Of the 220 submissions given to the most recent Australian Cyber Security Strategy Discussion Paper, many either directly opposed a ransom ban or at least called for government to offer support to victimised businesses.
“The Government should follow the position of many other nations in seeking to bring ransomware attackers to justice and to recover from such attackers all extorted funds, but not prohibit ransom payments by victim entities except in situations where the payment would be made to a known sanctioned entity,” read a submission from the Information Technology Industry Council.
O’Neil meanwhile pushed back against criticisms of a ban – stating Australians can’t just “continue undertaking a practice where private companies and private citizens are paying criminals”.
“I do believe that we’re inevitably we’re going to have to ban the practice, it’s just the time is not now,” she said.

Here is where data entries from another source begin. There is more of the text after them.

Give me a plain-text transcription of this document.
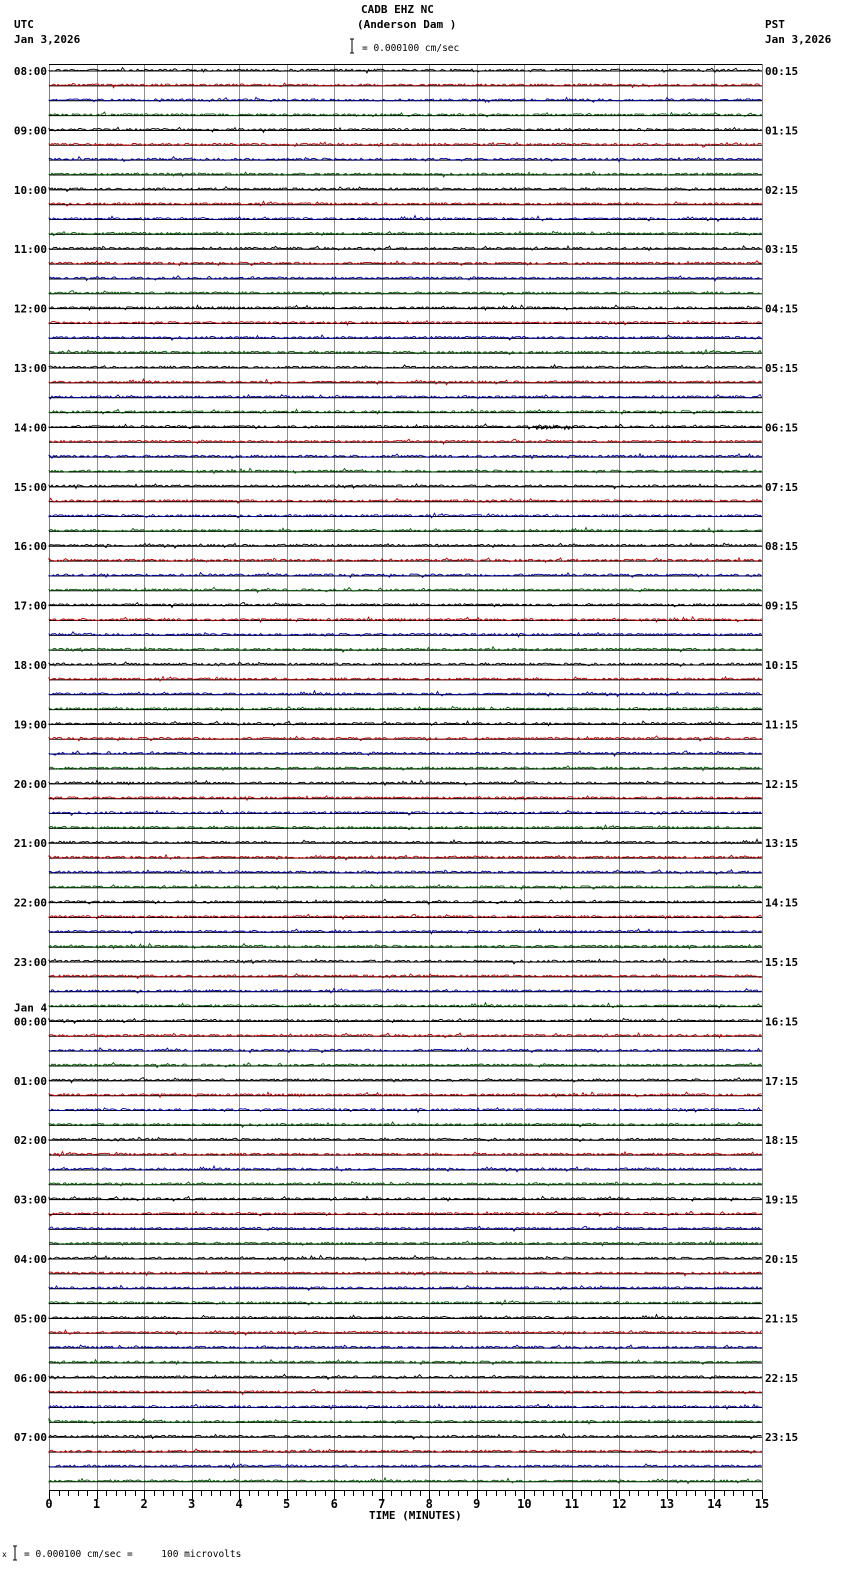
08:00	00:15
09:00	01:15
10:00	02:15
11:00	03:15
12:00	04:15
13:00	05:15
14:00	06:15
15:00	07:15
16:00	08:15
17:00	09:15
18:00	10:15
19:00	11:15
20:00	12:15
21:00	13:15
22:00	14:15
23:00	15:15
00:00	16:15
Jan 4
01:00	17:15
02:00	18:15
03:00	19:15
04:00	20:15
05:00	21:15
06:00	22:15
07:00	23:15
0	1	2	3	4	5	6	7	8	9	10	11	12	13	14	15
CADB EHZ NC
(Anderson Dam )
UTC
Jan 3,2026
PST
Jan 3,2026
= 0.000100 cm/sec
x = 0.000100 cm/sec =     100 microvolts
TIME (MINUTES)
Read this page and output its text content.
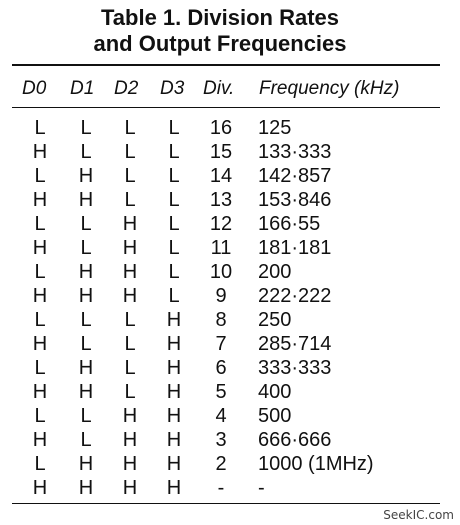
Table 1. Division Rates
and Output Frequencies
D0 D1 D2 D3 Div. Frequency (kHz)
L L L L 16 125
H L L L 15 133·333
L H L L 14 142·857
H H L L 13 153·846
L L H L 12 166·55
H L H L 11 181·181
L H H L 10 200
H H H L	9	222·222
L L L H	8	250
H L L H	7	285·714
L H L H	6	333·333
H H L H	5	400
L L H H	4	500
H L H H	3	666·666
L H H H	2	1000 (1MHz)
H H H H	-	-
SeekIC.com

Will small businesses suffer?
The legislation would apply to businesses with an annual turnover of $3 million or more – a threshold which has drawn criticism from industry and business groups for introducing a potentially harmful reporting obligation and penalty for smaller operators.
Cyber security expert Troy Hunt meanwhile argued the bill is not as harsh as some pundits suggest.
“Approximately 90% of Aussies businesses have turnover [of less than] $3m/y, so the scope is still very small,” said Hunt.
“Whilst breached orgs are victims themselves, they have to wear the accountability.
“That's the cost of business in the digital era and we should increasingly hold them accountable when they try to conceal incidents at the expense of the individual victims and the community.”
O’Neil clarified to ABC that cyber authorities won’t dob those who follow reporting obligations into regulators.
"This is a no-fault scheme,” O’Neil said.
“We're not blaming businesses … they're victims of a crime.”
Matt Old, Cohesity’s director of cloud alliances in the Asia-Pacific and Japan, told Information Age, “it will be essential that any new legislation balances, complements, and dovetails with existing legislation and regulations”, before emphasising the importance of resilience in the face of ransom threats.
“Our strong recommendation to organisations is to prioritise cyber resilience because that is vital to your business continuity objectives and your compliance with legislative and regulatory requirements,” said Old.
“Organisations should view legislation and regulation as 'the floor' and not 'the ceiling' because malicious actors have a constant incentive, a lucrative incentive, to innovate.
“This means you're only as cyber resilient as the capabilities, best practices, and processes you have in place.”
The Cyber Security Act is expected to be brought before parliament in the next sitting.
It comes shortly after Tony Burke was announced the new cyber security minister in a major Cabinet reshuffle last Sunday, replacing O’Neil.